Dsl Exceptionalism

22 December 2008

One of the tricky things about writing about external DomainSpecificLanguages is that I'm walking through territory already heavily tracked by the programming languages community. Programming language research has always been a popular area of academic activity, and I'm the first to admit that I don't have anywhere near the depth in this topic as many people who've been studying in this space for years. So inevitably the question comes up as to why such a noob as me thinks he can write a book in this well trodden ground?

The primary reason is that nobody else has written a practitioner-oriented book on DSLs. I like topics like this that are well-trodden but not well written about. However as I've spent time walking these pathways I think there's another factor in the works.

There's a lot of work on programming languages out there, but almost all of it has concentrated on general purpose programming languages. DSLs are seen as a small and simple subset of general purpose programming thinking. As a result people think that what's true for general purpose languages is also true for DSLs (with the implication that DSLs are too small to be worth thinking much about).

I'm increasingly of the opposite conclusion. The rules for DSLs are different to the rules for general purpose languages - and this applies on multiple dimensions.

The first is in language design. I was talking with a language designer who I have a lot of respect for, and he stressed that a key feature of languages was the ability to define new abstractions. With DSLs I don't think this is the case. In most DSLs the DSL chooses the abstraction you work with, if you want different abstractions you use a different DSL (or maybe extend the DSL you're using). Sometimes there's a role for new abstractions, but those cases are the minority and when they do happen the abstractions are limited. Indeed I think the lack of ability to define new abstractions is one of the things that distinguishes DSLs from general purpose languages.

Differences also occur in the approach that you use for implementing the tools that go with languages. A constant issue for general purpose languages is dealing with large inputs, since realistic programs will have thousands or millions of lines of code. As a result many tools and techniques for using them involve aspects that make parsing harder to follow but support these large inputs. DSL scripts tend to be much smaller, so these trade-offs work differently.
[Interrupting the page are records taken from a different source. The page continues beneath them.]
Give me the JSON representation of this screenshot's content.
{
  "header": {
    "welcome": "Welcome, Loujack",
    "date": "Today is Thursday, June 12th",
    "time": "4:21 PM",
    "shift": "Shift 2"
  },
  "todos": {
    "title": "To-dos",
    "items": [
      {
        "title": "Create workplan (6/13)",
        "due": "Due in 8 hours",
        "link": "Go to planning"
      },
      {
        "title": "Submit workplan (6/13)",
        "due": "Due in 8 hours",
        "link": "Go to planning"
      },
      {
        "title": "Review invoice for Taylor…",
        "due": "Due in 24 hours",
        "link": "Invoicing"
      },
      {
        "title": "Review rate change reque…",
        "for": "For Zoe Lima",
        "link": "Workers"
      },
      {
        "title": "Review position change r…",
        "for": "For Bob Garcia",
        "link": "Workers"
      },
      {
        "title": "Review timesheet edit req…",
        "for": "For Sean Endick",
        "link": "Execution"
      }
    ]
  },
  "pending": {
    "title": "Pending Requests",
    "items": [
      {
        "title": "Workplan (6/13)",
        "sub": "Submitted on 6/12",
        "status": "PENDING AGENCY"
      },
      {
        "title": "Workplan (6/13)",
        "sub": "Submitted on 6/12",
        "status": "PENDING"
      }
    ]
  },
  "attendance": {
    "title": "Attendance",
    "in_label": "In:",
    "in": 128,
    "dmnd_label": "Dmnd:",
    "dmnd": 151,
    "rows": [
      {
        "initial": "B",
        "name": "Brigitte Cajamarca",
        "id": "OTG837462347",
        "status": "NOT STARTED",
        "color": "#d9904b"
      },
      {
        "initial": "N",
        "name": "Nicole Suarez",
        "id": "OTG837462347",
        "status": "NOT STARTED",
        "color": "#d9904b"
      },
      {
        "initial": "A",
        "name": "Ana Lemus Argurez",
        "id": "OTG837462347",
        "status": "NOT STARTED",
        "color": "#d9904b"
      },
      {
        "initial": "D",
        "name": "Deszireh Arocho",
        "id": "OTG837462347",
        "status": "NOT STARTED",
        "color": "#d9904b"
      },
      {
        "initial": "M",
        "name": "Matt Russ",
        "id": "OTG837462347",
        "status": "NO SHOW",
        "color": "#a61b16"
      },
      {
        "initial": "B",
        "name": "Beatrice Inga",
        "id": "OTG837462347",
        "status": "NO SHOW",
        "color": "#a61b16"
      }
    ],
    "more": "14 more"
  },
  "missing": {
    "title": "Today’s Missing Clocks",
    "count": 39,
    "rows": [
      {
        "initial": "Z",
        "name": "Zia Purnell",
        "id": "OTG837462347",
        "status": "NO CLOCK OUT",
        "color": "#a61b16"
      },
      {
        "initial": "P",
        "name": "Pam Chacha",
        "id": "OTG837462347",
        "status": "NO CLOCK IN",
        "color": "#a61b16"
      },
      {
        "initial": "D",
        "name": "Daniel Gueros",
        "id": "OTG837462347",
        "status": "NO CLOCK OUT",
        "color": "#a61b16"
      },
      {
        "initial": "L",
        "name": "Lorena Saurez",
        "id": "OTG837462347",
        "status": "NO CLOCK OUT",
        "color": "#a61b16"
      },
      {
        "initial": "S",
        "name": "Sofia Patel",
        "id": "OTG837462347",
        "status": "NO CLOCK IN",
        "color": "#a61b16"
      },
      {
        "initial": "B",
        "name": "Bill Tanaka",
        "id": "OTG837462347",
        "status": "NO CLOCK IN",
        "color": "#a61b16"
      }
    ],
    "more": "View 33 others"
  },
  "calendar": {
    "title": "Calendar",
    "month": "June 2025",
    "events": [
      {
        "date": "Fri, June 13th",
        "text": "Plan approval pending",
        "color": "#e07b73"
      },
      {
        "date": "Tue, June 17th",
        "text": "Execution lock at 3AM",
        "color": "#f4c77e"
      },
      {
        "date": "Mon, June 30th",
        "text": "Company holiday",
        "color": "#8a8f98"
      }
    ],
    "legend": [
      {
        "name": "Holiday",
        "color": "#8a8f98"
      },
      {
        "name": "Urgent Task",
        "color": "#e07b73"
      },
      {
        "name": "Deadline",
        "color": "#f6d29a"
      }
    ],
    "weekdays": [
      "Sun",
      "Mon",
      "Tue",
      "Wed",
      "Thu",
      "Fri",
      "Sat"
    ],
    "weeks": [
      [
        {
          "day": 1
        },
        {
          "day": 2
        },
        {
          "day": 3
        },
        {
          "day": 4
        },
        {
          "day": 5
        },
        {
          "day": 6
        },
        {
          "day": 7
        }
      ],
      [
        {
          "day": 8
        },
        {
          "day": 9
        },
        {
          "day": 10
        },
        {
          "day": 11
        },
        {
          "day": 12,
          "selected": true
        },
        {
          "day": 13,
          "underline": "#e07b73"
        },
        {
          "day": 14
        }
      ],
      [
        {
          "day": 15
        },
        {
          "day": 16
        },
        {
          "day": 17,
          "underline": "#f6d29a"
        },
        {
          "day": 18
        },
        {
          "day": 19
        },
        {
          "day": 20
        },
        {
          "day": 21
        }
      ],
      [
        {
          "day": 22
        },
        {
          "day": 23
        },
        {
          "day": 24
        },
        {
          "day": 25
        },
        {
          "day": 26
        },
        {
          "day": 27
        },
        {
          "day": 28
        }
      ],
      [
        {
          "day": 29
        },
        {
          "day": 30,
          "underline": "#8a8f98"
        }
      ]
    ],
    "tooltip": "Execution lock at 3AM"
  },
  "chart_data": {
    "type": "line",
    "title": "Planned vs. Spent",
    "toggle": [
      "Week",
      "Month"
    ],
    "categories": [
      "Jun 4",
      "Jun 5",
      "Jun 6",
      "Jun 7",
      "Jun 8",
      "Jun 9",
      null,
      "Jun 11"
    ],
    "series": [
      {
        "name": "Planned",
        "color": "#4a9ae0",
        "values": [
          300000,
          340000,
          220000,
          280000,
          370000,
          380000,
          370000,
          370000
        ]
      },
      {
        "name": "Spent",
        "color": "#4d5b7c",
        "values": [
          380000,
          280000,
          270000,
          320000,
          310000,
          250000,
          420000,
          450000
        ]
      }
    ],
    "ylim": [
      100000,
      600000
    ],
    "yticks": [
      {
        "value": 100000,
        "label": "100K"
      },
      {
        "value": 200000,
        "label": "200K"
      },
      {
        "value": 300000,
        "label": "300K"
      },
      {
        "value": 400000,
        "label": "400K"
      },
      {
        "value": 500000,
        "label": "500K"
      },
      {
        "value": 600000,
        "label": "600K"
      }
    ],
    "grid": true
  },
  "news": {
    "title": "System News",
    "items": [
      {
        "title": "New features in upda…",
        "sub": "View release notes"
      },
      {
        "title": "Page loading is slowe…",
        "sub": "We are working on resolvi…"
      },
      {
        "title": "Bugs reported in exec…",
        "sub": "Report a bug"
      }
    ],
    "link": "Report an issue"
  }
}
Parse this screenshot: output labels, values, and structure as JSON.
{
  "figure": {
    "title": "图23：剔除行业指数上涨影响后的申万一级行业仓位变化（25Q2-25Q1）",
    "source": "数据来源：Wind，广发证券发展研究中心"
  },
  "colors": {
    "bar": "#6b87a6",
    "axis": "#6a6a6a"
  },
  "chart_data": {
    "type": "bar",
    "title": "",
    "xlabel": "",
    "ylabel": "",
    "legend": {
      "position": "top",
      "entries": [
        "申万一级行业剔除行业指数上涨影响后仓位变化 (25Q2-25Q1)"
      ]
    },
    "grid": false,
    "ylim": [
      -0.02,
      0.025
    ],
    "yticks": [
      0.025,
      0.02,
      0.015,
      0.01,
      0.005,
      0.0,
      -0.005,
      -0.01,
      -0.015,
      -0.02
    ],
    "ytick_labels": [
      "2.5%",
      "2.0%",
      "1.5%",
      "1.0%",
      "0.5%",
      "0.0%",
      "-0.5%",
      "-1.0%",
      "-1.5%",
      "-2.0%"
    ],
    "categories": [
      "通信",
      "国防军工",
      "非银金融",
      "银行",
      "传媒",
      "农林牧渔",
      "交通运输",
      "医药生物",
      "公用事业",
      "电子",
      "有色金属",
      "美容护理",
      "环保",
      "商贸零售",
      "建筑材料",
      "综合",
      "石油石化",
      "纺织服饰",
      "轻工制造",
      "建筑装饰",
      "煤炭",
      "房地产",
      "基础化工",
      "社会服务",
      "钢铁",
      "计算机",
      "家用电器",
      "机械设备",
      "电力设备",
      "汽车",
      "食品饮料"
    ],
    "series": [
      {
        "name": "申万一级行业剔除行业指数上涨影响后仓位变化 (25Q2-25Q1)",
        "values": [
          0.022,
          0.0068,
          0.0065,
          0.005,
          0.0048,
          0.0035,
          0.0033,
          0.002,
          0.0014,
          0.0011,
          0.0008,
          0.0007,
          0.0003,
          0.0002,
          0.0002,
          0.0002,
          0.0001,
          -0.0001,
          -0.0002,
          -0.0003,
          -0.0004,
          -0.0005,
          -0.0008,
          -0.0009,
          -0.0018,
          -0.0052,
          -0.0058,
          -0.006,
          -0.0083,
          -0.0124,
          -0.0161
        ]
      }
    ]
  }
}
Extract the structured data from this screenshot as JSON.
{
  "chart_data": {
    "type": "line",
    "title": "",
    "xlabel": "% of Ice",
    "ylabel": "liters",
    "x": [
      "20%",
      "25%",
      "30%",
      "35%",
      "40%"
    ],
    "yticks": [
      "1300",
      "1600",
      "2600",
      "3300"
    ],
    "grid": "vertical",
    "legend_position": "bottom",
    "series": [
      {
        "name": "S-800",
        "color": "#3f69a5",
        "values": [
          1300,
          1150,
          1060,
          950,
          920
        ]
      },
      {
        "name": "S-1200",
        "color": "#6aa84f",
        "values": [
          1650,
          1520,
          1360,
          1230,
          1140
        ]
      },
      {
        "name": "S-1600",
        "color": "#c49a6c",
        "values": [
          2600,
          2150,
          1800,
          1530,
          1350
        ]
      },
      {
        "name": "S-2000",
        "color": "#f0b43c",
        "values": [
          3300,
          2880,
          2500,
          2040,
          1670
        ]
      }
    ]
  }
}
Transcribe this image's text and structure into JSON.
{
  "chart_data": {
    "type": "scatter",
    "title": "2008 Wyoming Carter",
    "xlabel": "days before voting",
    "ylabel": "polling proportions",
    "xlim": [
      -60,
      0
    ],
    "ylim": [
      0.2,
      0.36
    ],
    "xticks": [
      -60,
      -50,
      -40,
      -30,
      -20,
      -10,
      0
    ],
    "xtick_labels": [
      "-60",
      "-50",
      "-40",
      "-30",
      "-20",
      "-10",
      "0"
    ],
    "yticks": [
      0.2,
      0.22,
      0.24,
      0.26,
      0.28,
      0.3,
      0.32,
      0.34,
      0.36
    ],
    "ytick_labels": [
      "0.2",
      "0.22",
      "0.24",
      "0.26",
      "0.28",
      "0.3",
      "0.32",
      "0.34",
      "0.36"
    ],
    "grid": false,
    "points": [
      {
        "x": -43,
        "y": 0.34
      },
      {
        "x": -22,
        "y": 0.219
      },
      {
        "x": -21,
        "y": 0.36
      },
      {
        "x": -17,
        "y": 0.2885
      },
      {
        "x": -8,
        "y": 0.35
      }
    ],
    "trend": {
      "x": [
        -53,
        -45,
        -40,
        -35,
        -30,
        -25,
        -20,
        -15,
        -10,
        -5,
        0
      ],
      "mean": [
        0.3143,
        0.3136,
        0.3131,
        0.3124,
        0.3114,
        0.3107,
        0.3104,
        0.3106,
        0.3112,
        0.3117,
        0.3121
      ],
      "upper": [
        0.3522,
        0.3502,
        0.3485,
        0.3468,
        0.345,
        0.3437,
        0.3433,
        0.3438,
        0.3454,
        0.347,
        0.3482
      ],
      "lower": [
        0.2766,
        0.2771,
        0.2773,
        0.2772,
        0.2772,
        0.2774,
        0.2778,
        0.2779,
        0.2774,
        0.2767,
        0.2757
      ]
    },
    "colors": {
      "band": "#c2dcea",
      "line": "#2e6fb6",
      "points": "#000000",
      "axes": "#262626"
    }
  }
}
In my work I've put a lot of emphasis on using a DSL to populate a Semantic Model, using that model as the basis for any further processing: interpretation, visualization, or code generation. Lots of language writing I've seen tend to emphasize code generation, often generating code directly from the grammar file. Intermediate representations are not talked about much, and when they do appear they more in the form of an Abstract Syntax Tree rather than a semantic model. Serious compilers do use intermediate representations, such as program dependence graphs, but these are seen (rightly) as advanced topics. I think Semantic Models are a really valuable tool in simplifying the use of a DSL, allowing you to separate the parsing from the semantics.

Since DSLs are less expressive, you can design a simpler language for them. Much of the language community's writing talks about how to handle the difficulties of a complex general purpose language, while the challenge of DSLS is to write a language that is readable to the intended audience (which may well include non-programmers) and also should be easy to parse (to simplify the maintenance of the parser). Not just does this lead to different decisions on the design of a language, it also means that you only really need a subset of the features of parser generators.

A consequence of this is DSLs are written with the expectation that each individual DSL won't solve the whole problem at hand and often you need to combine DSLs. Traditional language thinking hasn't explored the idea of composable languages that much, but I think this topic is very important as DSLs develop. Thinking about composable languages should have significant effects on both language design and language tools.

So I'm increasingly coming around to the thinking that DSLs inspire some seriously different ways of thinking about programming languages. It may also lead to developing different kinds of parsing tools that are more suited for DSL work - usually tools that are simpler. I hope the increased attention that DSLs are getting these days will lead to more people treating DSLs as first class subjects of study rather than a simplistic form of general purpose languages.